Security policy

Nordkap is responsible for the technical and organisational security measures within and around its programme. This means that at Nordkap’s programme, we must ensure that the company has the security that is necessary for purposes such as authorisation management and the ability to make register exports and erase personal data. When the programme lacks the functionality to manage personal data, we have internal procedures for this purpose. The measures taken by Nordkap are described in more detail below.

Authentication

All data communication uses Secure Sockets Layer (SSL). A login with user name and password is required to gain access to the service.

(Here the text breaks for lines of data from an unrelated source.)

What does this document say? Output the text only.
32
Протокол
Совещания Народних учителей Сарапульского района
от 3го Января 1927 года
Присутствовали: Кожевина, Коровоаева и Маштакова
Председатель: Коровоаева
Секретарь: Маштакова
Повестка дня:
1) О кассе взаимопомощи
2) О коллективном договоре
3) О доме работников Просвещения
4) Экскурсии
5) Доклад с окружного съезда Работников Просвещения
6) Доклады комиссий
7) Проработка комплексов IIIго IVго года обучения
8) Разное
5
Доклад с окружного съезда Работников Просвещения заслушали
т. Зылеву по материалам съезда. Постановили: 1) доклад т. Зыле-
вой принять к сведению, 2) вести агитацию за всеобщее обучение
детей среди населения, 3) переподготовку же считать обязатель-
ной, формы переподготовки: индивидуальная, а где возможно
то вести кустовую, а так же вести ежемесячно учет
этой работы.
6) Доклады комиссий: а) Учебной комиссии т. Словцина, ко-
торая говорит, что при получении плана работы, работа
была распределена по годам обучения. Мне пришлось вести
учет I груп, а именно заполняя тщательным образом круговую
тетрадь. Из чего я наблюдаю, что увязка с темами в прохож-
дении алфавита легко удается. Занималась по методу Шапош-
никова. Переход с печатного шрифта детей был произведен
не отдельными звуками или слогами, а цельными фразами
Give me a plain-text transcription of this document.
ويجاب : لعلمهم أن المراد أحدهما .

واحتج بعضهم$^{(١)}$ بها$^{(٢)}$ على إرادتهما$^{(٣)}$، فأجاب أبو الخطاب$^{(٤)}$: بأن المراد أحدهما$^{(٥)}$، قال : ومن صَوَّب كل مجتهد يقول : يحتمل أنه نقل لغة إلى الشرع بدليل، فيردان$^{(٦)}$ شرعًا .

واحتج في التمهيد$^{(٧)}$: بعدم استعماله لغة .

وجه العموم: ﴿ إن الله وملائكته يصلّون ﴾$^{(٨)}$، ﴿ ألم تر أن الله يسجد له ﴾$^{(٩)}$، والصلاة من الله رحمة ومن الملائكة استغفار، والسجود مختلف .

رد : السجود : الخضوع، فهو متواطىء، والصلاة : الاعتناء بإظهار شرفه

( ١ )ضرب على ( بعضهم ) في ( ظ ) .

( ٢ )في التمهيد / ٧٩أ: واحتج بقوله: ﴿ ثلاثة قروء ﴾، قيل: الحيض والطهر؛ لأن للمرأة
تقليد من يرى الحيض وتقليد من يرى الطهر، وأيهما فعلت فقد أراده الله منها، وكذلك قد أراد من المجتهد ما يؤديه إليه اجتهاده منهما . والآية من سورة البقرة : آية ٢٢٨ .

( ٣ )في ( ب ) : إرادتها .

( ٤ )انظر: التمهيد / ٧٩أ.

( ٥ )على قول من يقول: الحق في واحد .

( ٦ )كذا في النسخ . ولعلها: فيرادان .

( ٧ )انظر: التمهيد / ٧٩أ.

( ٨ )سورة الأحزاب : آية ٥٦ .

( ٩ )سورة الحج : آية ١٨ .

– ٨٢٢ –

Nordkap uses 256-bit SSL encryption and 2048-bit public keys from RSA for encrypted communication. All data communication to and from the User’s computers are encrypted with SSL, the most popular Internet standard for encrypted communication.

Nordkap employs password protection where the login process is completely encrypted, which means that no information is transmitted as unencrypted text. Users’ passwords are stored in one-way encrypted format (with a standardised one-way hash).

The Customer is always the responsible party for the risk of unauthorised use of the Services because the User left a logged in computer unguarded.

Users are continually verified. Every call to Nordkap’s servers means a verification of the authorisation of the logged-in party.

 

Storage and backups

Nordkap’s Services are built on a modern server platform.

Nordkap’s server environment and network are protected by firewalls. In addition, Nordkap proactively monitors and analyses its firewalls and system logs.

Nordkap has comprehensive backup procedures that ensure continuity of its services. Users’ passwords remain encrypted during backups. Complete backups are performed daily.

 

Knowledge and information protection

Only a small number of key personnel know how the security system is designed. All staff are bound by a non-disclosure agreement that prohibits the dissemination of data, information, and the customer’s or user’s personal data. Only authorised personnel have access to the data.

 

Receive notifications on service status

At Nordkap we work hard to ensure that our services are available 24 hours a day, 7 days a week so that you as a customer can work at any time. As a user, you receive automatic e-mails if there is any problem with our services.